A report by the Australian Competition and Consumer Commission (ACCC), published on Tuesday, said more than 90% of clicks on advertisements traded through the Australian “ad tech” supply chain passed through at least one service owned by the Alphabet Inc unit in 2020.
“Google has used its vertically integrated position to operate its ad tech services in a way that has, over time, led to a less competitive ad tech industry,” ACCC Chair Rod Sims said in a statement, released alongside the report.
“This conduct has helped Google to establish and entrench its dominant position in the ad tech supply chain. We recommend rules be considered to manage conflicts of interest, prevent anti-competitive self-preferencing, and ensure rival ad tech providers can compete on their merits.”

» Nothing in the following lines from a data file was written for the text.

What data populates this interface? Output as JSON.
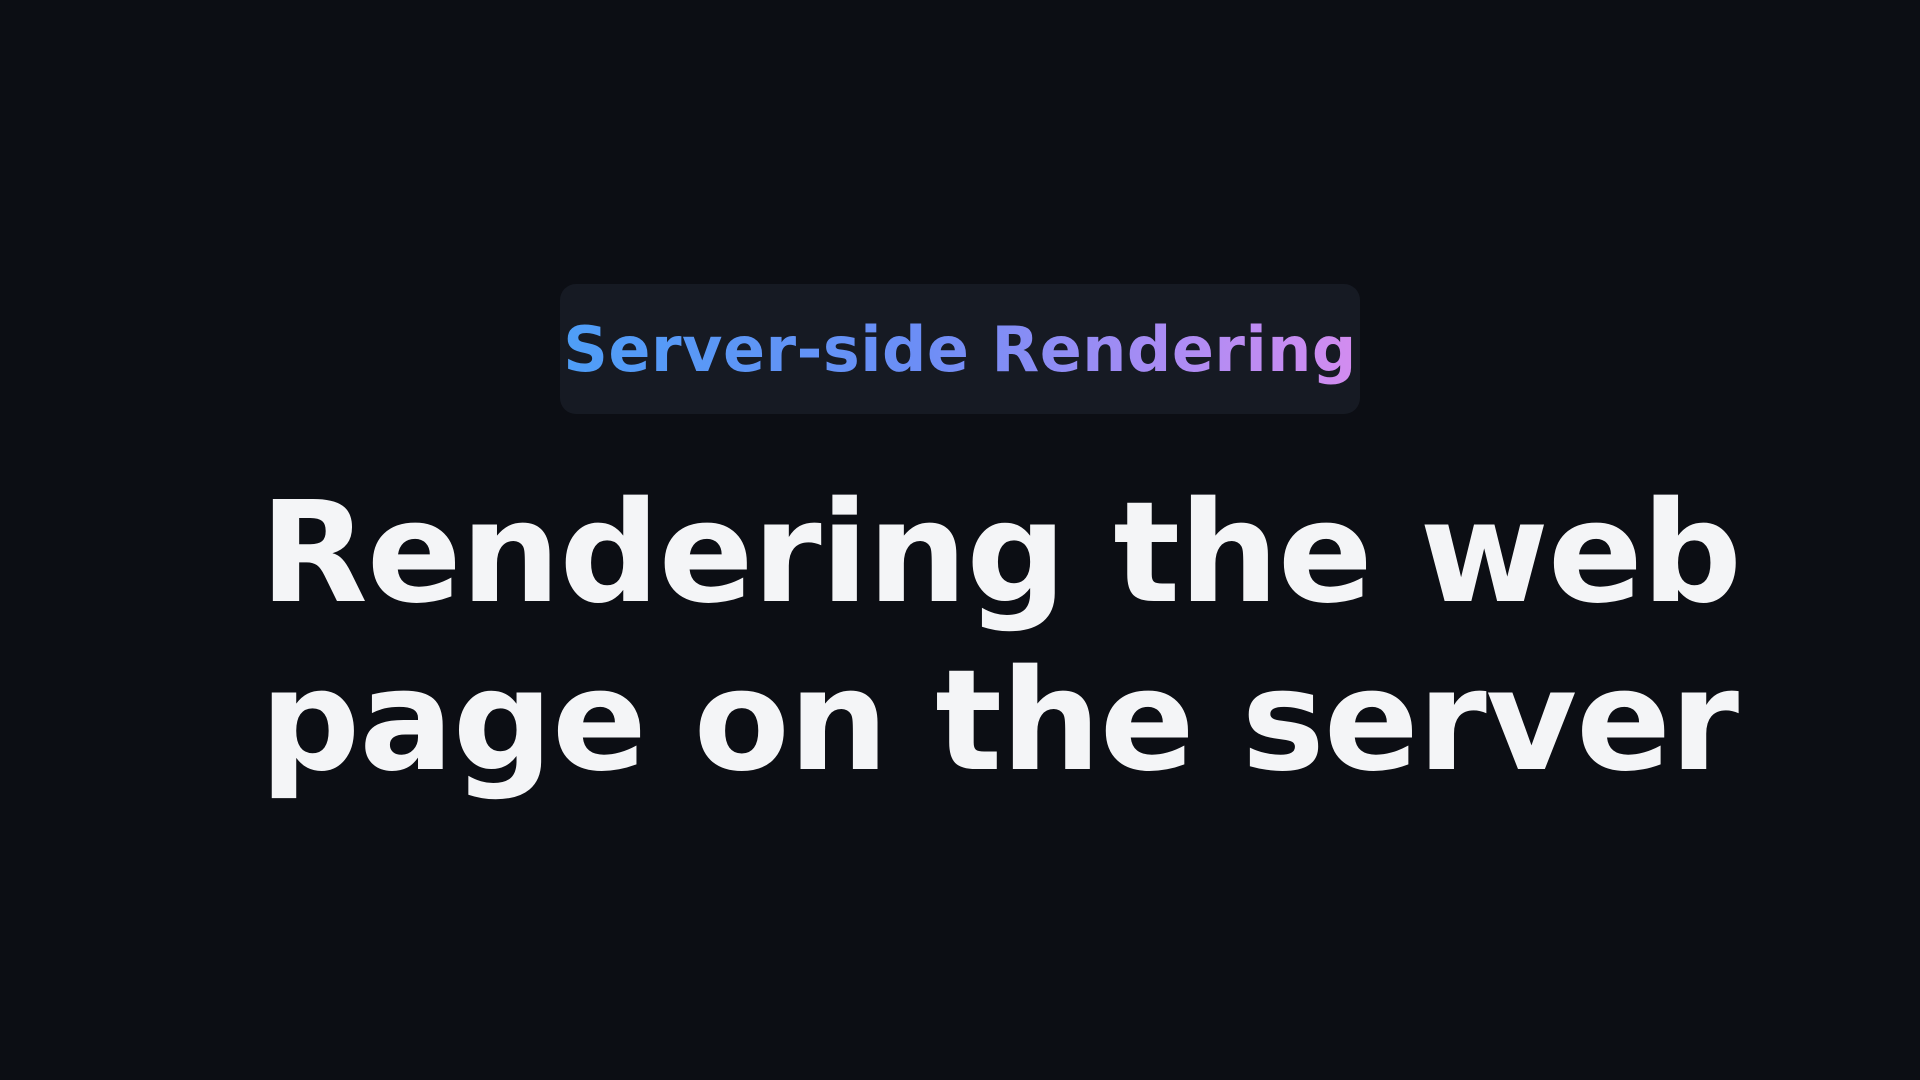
{
  "slide": {
    "tag_label": "Server-side Rendering",
    "headline_lines": [
      "Rendering the web",
      "page on the server"
    ]
  },
  "colors": {
    "background": "#0c0e14",
    "tag_background": "#161a23",
    "tag_gradient_start": "#4e9ef7",
    "tag_gradient_end": "#d38cf0",
    "headline": "#f4f5f7"
  }
}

A Google spokesman was not immediately available for comment. In a blogpost published soon before the ACCC’s report, Google said its advertising technology supported more than 15,000 Australian jobs and contributed $2.45 billion a year to the country’s economy annually.

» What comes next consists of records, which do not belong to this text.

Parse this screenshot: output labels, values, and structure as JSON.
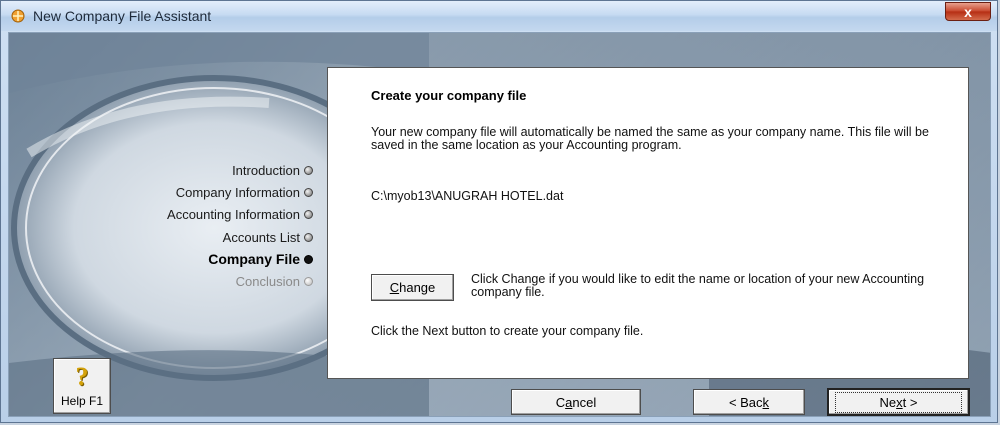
{
  "window": {
    "title": "New Company File Assistant",
    "close_label": "x"
  },
  "nav": {
    "items": [
      {
        "label": "Introduction",
        "state": "normal"
      },
      {
        "label": "Company Information",
        "state": "normal"
      },
      {
        "label": "Accounting Information",
        "state": "normal"
      },
      {
        "label": "Accounts List",
        "state": "normal"
      },
      {
        "label": "Company File",
        "state": "active"
      },
      {
        "label": "Conclusion",
        "state": "disabled"
      }
    ]
  },
  "panel": {
    "heading": "Create your company file",
    "description": "Your new company file will automatically be named the same as your company name.  This file will be saved in the same location as your Accounting program.",
    "file_path": "C:\\myob13\\ANUGRAH HOTEL.dat",
    "change_label_key": "C",
    "change_label_rest": "hange",
    "change_text": "Click Change if you would like to edit the name or location of your new Accounting company file.",
    "next_text": "Click the Next button to create your company file."
  },
  "footer": {
    "help_label": "Help F1",
    "help_icon": "question-mark-icon",
    "cancel_pre": "C",
    "cancel_key": "a",
    "cancel_post": "ncel",
    "back_pre": "< Bac",
    "back_key": "k",
    "back_post": "",
    "next_pre": "Ne",
    "next_key": "x",
    "next_post": "t >"
  }
}
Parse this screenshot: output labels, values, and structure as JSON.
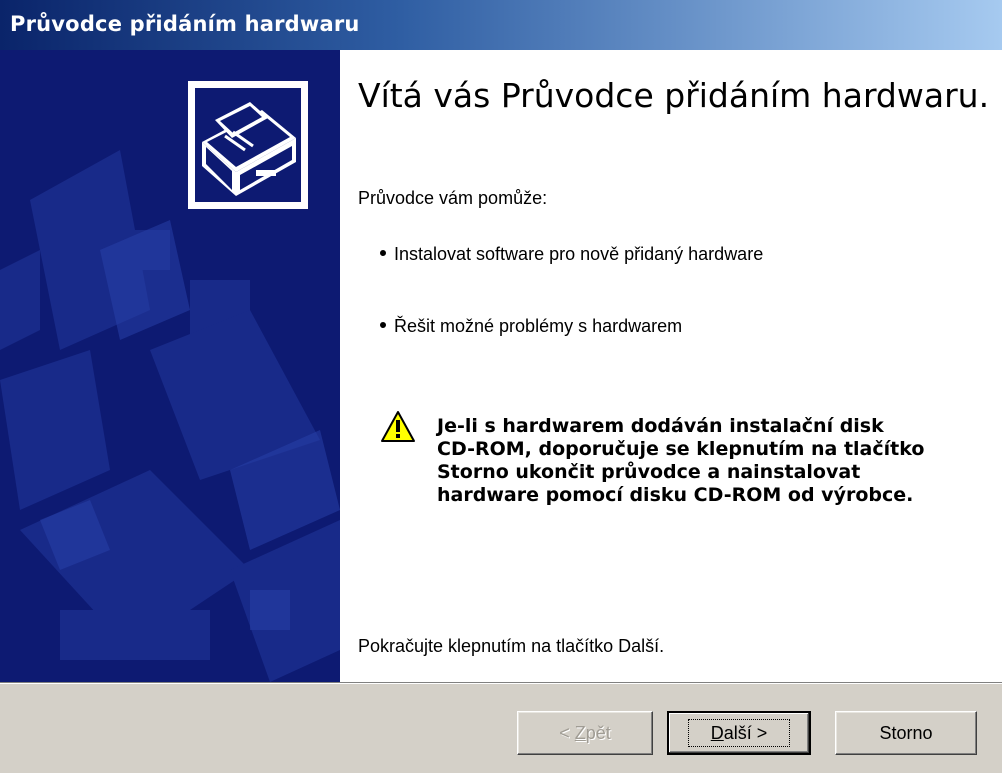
{
  "window": {
    "title": "Průvodce přidáním hardwaru"
  },
  "heading": "Vítá vás Průvodce přidáním hardwaru.",
  "intro": "Průvodce vám pomůže:",
  "bullets": [
    "Instalovat software pro nově přidaný hardware",
    "Řešit možné problémy s hardwarem"
  ],
  "warning": {
    "icon": "warning-icon",
    "lines": [
      "Je-li s hardwarem dodáván instalační disk",
      "CD-ROM, doporučuje se klepnutím na tlačítko",
      "Storno ukončit průvodce a nainstalovat",
      "hardware pomocí disku CD-ROM od výrobce."
    ]
  },
  "footer_text": "Pokračujte klepnutím na tlačítko Další.",
  "buttons": {
    "back": {
      "prefix": "< ",
      "mnemonic": "Z",
      "rest": "pět",
      "enabled": false
    },
    "next": {
      "mnemonic": "D",
      "rest": "alší >",
      "default": true
    },
    "cancel": {
      "label": "Storno"
    }
  },
  "colors": {
    "banner": "#0d1a72",
    "titlebar_start": "#0a246a",
    "titlebar_end": "#a6caf0",
    "dialog_face": "#d4d0c8"
  }
}
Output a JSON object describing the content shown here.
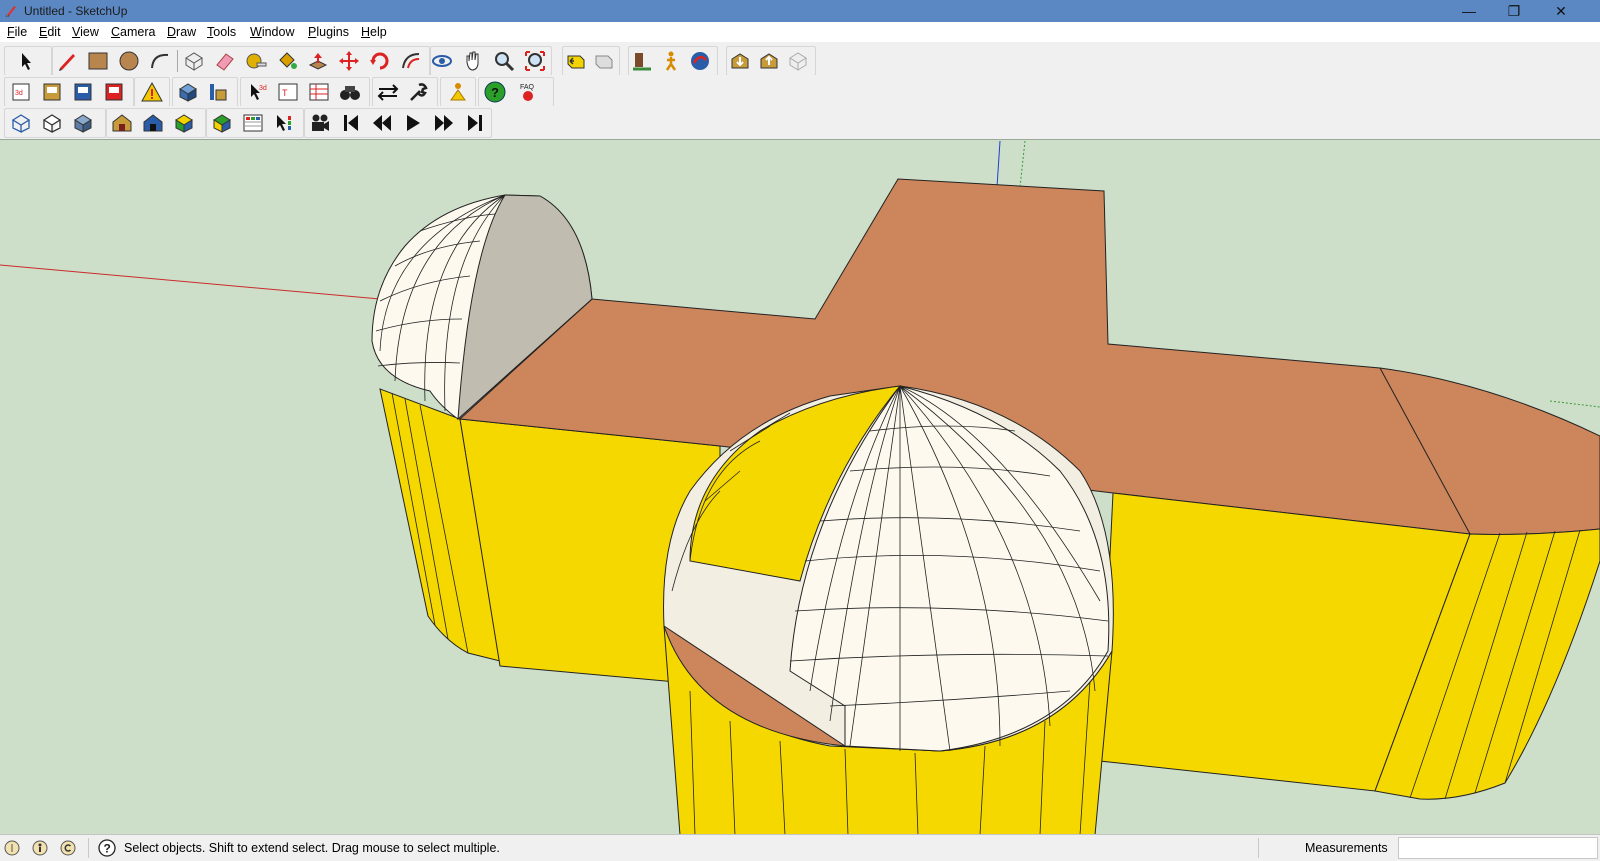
{
  "window": {
    "title": "Untitled - SketchUp",
    "controls": [
      "—",
      "❐",
      "✕"
    ]
  },
  "menu": [
    {
      "label": "File",
      "accel": "F",
      "rest": "ile"
    },
    {
      "label": "Edit",
      "accel": "E",
      "rest": "dit"
    },
    {
      "label": "View",
      "accel": "V",
      "rest": "iew"
    },
    {
      "label": "Camera",
      "accel": "C",
      "rest": "amera"
    },
    {
      "label": "Draw",
      "accel": "D",
      "rest": "raw"
    },
    {
      "label": "Tools",
      "accel": "T",
      "rest": "ools"
    },
    {
      "label": "Window",
      "accel": "W",
      "rest": "indow"
    },
    {
      "label": "Plugins",
      "accel": "P",
      "rest": "lugins"
    },
    {
      "label": "Help",
      "accel": "H",
      "rest": "elp"
    }
  ],
  "toolbars": {
    "row1": [
      "select-icon",
      "pencil-line-icon",
      "rectangle-icon",
      "circle-icon",
      "arc-icon",
      "make-component-icon",
      "eraser-icon",
      "tape-measure-icon",
      "paint-bucket-icon",
      "push-pull-icon",
      "move-icon",
      "rotate-icon",
      "offset-icon",
      "orbit-icon",
      "pan-icon",
      "zoom-icon",
      "zoom-extents-icon",
      "previous-view-icon",
      "next-view-icon",
      "position-camera-icon",
      "walk-icon",
      "look-around-icon",
      "get-models-icon",
      "share-model-icon",
      "share-component-icon"
    ],
    "row2": [
      "export-3d-icon",
      "export-obj-icon",
      "export-dxf-icon",
      "export-web-icon",
      "warning-icon",
      "model-info-icon",
      "layers-icon",
      "text-cursor-icon",
      "text-3d-icon",
      "table-icon",
      "binoculars-icon",
      "swap-arrows-icon",
      "wrench-icon",
      "figure-icon",
      "help-icon",
      "faq-icon"
    ],
    "row3": [
      "wireframe-icon",
      "hidden-line-icon",
      "shaded-box-icon",
      "house-shaded-icon",
      "house-texture-icon",
      "color-cube-icon",
      "materials-cube-icon",
      "grid-table-icon",
      "select-bars-icon",
      "movie-camera-icon",
      "first-frame-icon",
      "rewind-icon",
      "play-icon",
      "fast-forward-icon",
      "last-frame-icon"
    ]
  },
  "status": {
    "message": "Select objects. Shift to extend select. Drag mouse to select multiple.",
    "measurements_label": "Measurements",
    "measurements_value": ""
  },
  "colors": {
    "titlebar": "#5b88c2",
    "viewport_bg": "#cddec9",
    "face_yellow": "#f5d800",
    "face_brown": "#cd855b",
    "dome_white": "#fdf9ee",
    "back_face_gray": "#c0bdb0"
  }
}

The ACCC said the U.S. company benefited from vast amounts of internet user data from its search engine, mapping and YouTube video streaming services, and must be more transparent about the way it uses this information to sell advertisements.

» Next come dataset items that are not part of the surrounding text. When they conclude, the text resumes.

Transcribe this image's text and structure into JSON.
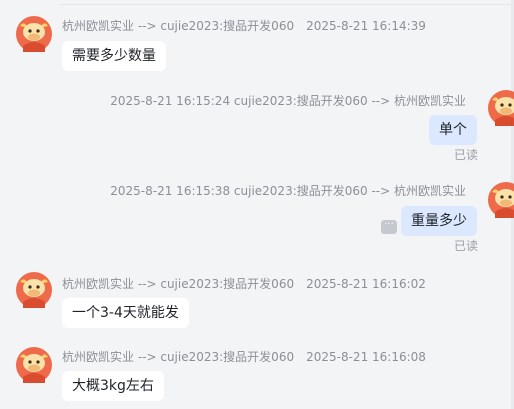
{
  "colors": {
    "background": "#f3f4f6",
    "bubble_in": "#ffffff",
    "bubble_out": "#dbe8ff",
    "meta_text": "#8c8f96",
    "avatar_red": "#ef6a4a",
    "avatar_yellow": "#f6d26b"
  },
  "messages": [
    {
      "direction": "incoming",
      "sender": "杭州欧凯实业 --> cujie2023:搜品开发060",
      "time": "2025-8-21 16:14:39",
      "text": "需要多少数量"
    },
    {
      "direction": "outgoing",
      "time": "2025-8-21 16:15:24",
      "sender": "cujie2023:搜品开发060 --> 杭州欧凯实业",
      "text": "单个",
      "status": "已读"
    },
    {
      "direction": "outgoing",
      "time": "2025-8-21 16:15:38",
      "sender": "cujie2023:搜品开发060 --> 杭州欧凯实业",
      "text": "重量多少",
      "status": "已读",
      "more_icon": "ellipsis-icon"
    },
    {
      "direction": "incoming",
      "sender": "杭州欧凯实业 --> cujie2023:搜品开发060",
      "time": "2025-8-21 16:16:02",
      "text": "一个3-4天就能发"
    },
    {
      "direction": "incoming",
      "sender": "杭州欧凯实业 --> cujie2023:搜品开发060",
      "time": "2025-8-21 16:16:08",
      "text": "大概3kg左右"
    }
  ]
}
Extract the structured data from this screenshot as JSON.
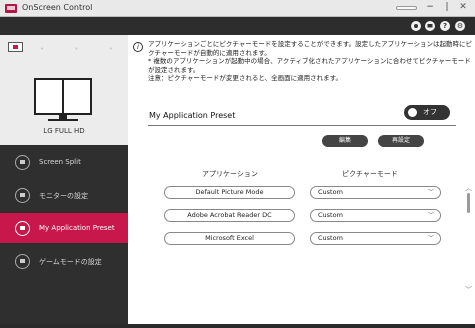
{
  "window": {
    "title": "OnScreen Control",
    "minimize": "−",
    "maximize": "|",
    "close": "✕"
  },
  "topbar": {
    "icons": [
      "settings-icon",
      "display-icon",
      "help-icon",
      "gear-icon"
    ],
    "help_glyph": "?",
    "gear_glyph": "⚙"
  },
  "sidebar": {
    "monitor_name": "LG FULL HD",
    "items": [
      {
        "label": "Screen Split",
        "icon": "screen-split-icon"
      },
      {
        "label": "モニターの設定",
        "icon": "monitor-settings-icon"
      },
      {
        "label": "My Application Preset",
        "icon": "app-preset-icon",
        "active": true
      },
      {
        "label": "ゲームモードの設定",
        "icon": "game-mode-icon"
      }
    ],
    "accent": "#c8174a"
  },
  "main": {
    "info": "アプリケーションごとにピクチャーモードを設定することができます。設定したアプリケーションは起動時にピクチャーモードが自動的に適用されます。\n* 複数のアプリケーションが起動中の場合、アクティブ化されたアプリケーションに合わせてピクチャーモードが設定されます。\n注意：ピクチャーモードが変更されると、全画面に適用されます。",
    "preset_title": "My Application Preset",
    "toggle_label": "オフ",
    "edit_button": "編集",
    "reset_button": "再設定",
    "col_app": "アプリケーション",
    "col_mode": "ピクチャーモード",
    "rows": [
      {
        "app": "Default Picture Mode",
        "mode": "Custom"
      },
      {
        "app": "Adobe Acrobat Reader DC",
        "mode": "Custom"
      },
      {
        "app": "Microsoft Excel",
        "mode": "Custom"
      }
    ]
  }
}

The regulator said it wanted special powers to address the imbalance of advertiser access to consumer data, such as rules forcing them to separate data between business units or share data with competitors.
The “ad tech” report was part of the ACCC’s wider examination of online platforms which earlier this year prompted Google to say it might withdraw core services from the country over laws forcing it to pay for media content that drives traffic to its website.
Google has since announced content payment deals with most of Australia’s largest media outlets, as did social media giant Facebook Inc which did cut news feeds in the country for a week in the days before the law was passed.
Treasurer Josh Frydenberg, who commissioned the report, said in a statement the government would consider the report’s findings and recommendations.